Body of '5Dimes Tony' Found After Kidnapping and Ransom Demand

Body of ‘5Dimes Tony’ Found After Kidnapping and Ransom Demand

One of the darkest gambling-related stories in recent memory has reached its saddest point, with the Costa Rica Star now reporting that authorities have found the body of William Sean Creighton, also known as “5Dimes Tony”. Creighton had been missing since being forcibly abducted on September 24th, 2018, though the story of his kidnapping and ransom had only emerged publicly over the last several days.

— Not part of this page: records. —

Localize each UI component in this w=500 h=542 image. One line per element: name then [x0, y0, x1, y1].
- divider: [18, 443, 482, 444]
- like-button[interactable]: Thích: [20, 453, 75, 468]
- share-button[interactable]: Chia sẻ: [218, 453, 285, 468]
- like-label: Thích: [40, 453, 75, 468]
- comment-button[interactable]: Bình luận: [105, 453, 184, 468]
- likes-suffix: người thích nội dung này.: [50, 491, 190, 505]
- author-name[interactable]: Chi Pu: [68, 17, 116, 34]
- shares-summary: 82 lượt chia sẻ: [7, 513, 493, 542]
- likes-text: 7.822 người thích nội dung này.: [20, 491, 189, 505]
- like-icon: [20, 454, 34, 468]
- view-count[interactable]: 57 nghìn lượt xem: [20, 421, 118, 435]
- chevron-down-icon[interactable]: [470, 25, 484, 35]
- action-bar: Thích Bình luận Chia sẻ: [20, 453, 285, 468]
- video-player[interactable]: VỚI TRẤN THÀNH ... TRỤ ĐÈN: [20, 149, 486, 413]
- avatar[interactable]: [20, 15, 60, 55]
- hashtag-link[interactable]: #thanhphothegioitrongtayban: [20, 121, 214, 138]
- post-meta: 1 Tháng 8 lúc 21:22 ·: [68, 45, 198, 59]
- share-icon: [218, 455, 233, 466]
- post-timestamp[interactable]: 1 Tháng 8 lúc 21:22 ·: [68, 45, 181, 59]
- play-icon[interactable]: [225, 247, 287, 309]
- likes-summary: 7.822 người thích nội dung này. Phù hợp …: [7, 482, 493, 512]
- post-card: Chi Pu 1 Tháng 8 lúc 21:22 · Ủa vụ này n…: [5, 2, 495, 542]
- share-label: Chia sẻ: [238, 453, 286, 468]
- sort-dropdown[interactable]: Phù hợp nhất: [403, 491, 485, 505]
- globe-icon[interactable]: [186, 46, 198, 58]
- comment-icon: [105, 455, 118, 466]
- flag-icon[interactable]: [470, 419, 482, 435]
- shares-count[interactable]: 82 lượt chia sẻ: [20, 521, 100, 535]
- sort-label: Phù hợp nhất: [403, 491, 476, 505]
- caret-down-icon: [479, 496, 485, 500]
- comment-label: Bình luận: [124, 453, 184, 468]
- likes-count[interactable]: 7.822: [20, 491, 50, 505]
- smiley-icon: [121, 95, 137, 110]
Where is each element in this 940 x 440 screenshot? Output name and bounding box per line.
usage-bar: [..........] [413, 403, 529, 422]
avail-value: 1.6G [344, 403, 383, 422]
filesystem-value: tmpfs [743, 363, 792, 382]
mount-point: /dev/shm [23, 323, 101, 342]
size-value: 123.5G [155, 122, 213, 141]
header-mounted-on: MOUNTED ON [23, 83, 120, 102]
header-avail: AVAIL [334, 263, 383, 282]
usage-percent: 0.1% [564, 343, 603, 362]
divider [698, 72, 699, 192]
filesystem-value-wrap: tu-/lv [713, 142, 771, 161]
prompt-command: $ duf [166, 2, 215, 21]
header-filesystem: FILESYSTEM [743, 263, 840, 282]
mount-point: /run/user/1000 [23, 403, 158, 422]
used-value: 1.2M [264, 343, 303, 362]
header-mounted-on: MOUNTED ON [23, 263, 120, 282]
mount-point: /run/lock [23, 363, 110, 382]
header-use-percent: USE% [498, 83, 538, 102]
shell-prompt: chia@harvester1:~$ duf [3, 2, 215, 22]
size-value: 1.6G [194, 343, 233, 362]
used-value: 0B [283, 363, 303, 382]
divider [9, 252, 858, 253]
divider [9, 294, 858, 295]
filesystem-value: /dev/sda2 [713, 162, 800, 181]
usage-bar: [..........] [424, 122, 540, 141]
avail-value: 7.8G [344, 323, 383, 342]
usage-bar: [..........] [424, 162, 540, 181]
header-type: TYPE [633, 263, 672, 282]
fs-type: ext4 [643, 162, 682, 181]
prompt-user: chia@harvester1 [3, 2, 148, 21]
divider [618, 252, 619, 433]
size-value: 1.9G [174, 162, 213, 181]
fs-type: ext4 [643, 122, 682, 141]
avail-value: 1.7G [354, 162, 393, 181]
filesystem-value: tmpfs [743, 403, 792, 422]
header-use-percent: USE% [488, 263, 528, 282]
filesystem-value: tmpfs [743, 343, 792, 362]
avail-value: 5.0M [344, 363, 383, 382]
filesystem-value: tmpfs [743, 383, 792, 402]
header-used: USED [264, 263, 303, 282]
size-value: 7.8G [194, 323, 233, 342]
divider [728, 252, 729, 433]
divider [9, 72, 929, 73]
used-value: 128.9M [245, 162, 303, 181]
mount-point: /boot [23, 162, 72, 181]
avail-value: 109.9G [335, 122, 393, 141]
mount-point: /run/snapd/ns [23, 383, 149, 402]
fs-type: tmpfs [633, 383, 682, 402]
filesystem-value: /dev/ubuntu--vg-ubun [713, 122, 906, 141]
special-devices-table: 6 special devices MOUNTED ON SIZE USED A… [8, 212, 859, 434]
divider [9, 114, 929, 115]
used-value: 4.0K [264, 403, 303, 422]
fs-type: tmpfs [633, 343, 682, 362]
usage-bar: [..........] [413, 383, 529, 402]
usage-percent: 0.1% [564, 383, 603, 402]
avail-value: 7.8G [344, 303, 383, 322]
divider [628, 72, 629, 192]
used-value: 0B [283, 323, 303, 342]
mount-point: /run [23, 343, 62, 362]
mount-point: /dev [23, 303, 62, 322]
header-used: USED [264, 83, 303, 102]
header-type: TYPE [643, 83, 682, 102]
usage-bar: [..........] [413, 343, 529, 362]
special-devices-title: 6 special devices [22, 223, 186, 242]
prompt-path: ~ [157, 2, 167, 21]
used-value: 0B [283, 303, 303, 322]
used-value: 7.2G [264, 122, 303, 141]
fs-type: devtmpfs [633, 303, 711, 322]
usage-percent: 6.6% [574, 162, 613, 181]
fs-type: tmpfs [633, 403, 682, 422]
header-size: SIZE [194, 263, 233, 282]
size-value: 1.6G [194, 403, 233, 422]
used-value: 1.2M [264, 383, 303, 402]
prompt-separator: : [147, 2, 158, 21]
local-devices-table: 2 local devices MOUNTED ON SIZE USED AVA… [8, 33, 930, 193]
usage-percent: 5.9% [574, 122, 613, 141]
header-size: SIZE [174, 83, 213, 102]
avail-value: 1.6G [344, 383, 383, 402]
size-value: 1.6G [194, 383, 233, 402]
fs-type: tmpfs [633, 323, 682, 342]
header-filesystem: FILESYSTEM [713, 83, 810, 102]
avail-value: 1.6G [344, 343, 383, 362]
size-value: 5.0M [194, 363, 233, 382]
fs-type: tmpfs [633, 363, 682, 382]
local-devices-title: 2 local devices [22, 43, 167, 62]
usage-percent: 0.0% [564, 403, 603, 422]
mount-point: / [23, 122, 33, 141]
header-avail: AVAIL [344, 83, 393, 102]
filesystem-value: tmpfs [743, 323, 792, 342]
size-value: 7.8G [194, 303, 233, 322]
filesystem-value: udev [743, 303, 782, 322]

Where Creighton’s body was discovered has not yet been released by Costa Rica’s Judiciary Investigative Police (OIJ), who confirmed their ongoing investigation into Creighton’s kidnapping only after Costa Rica’s Diario Extra broke the story of the kidnapping, with numerous details likely obtained from Creighton’s family or from sources close to 5Dimes, one of the most prominent CR-based books. Most of those details have since been borne out by subsequent reports.

5Dimes Tony’s crashed Porsche Cayenne Turbo (Image Source: Diario Extra).

According to the Star, the OIJ, which serves as the country’s state police force, is continuing their work and is expected to release more details in the coming days. Several of the Costa Rican reports on Creighton’s kidnapping and murder suggest that the scheme was likely an inside job, hatched by someone close to the well-known 5Dimes Tony.

The 43-year-old Creighton had been the head of 5Dimes for roughly 18 years. That’s the largest part of the company’s own history, which dates back to 1996.

Creighton was last seen on the night of the 24th after dropping off an employee at his home at about 10 pm. At some point after that, Creighton and his Porsche Cayenne — which would have been a very easy vehicle to track in Costa Rica — were forced off the road by what Diario Extra reported as one vehicle plus two armed men on motorcycles. Creighton was not accompanied by a bodyguard, and his vehicle was later found crashed into a steel gate at a rural location not likely to have been on his planned driving route.

The tale as first reported by Diario Extra includes several curious assertions. The kidnappers soon contacted Creighton’s Costa Rican wife — a “tico” in local parlance — with a kidnapping demand of what’s been variously reported between $750,000 and $1 million, with the $750,000 the most-often cited figure. The money was to be sent via cryptocurrency, meaning Bitcoin or similar, to a bank account later connected to Cuba. One of the most recent reports suggests that the kidnappers have also fled there, inferring that the OIJ must have a strong idea about who’s behind the crime.

Creighton’s wife and family are reported to have contacted the OIG on September 25th, only hours after the initial ransom demand. However, numerous local reports also state that the family or others also hired two former American FBI agents present in Costa Rica to conduct their own investigation. The two agents ran into trouble with the OIJ, according to the Costa Rica Star, after it was discovered they were in possession of illegal firearms likely obtained in Costa Rica’s black market, an on the 27th of September, the OIJ appears to have booted them from the scene.

On October 17th, shortly after news of 5Dimes Tony’s kidnapping went public, 5Dimes Tweted a brief message about the situation:

“Despite recent news, 5Dimes Group board of directors and its over 300 employees would like to reassure its clientele the fundamentals of 5Dimes Group operating model remain unchanged.

We continue striving to deliver the best gambling experience to our customers, always aiming to innovate in the industry with more and better betting options to choose from.

Our thoughts and prayers join the rest of the online gambling industry for Tony’s safe return to his family.”

Sadly, it was only a couple of days after the posting of that message that Tony’s body was reported found via the local news outlets. It is among this case’s many curiosities that Creighton’s body appears to have been located so soon after the kidnapping went public, despite the investigation having been ongoing for nearly a month.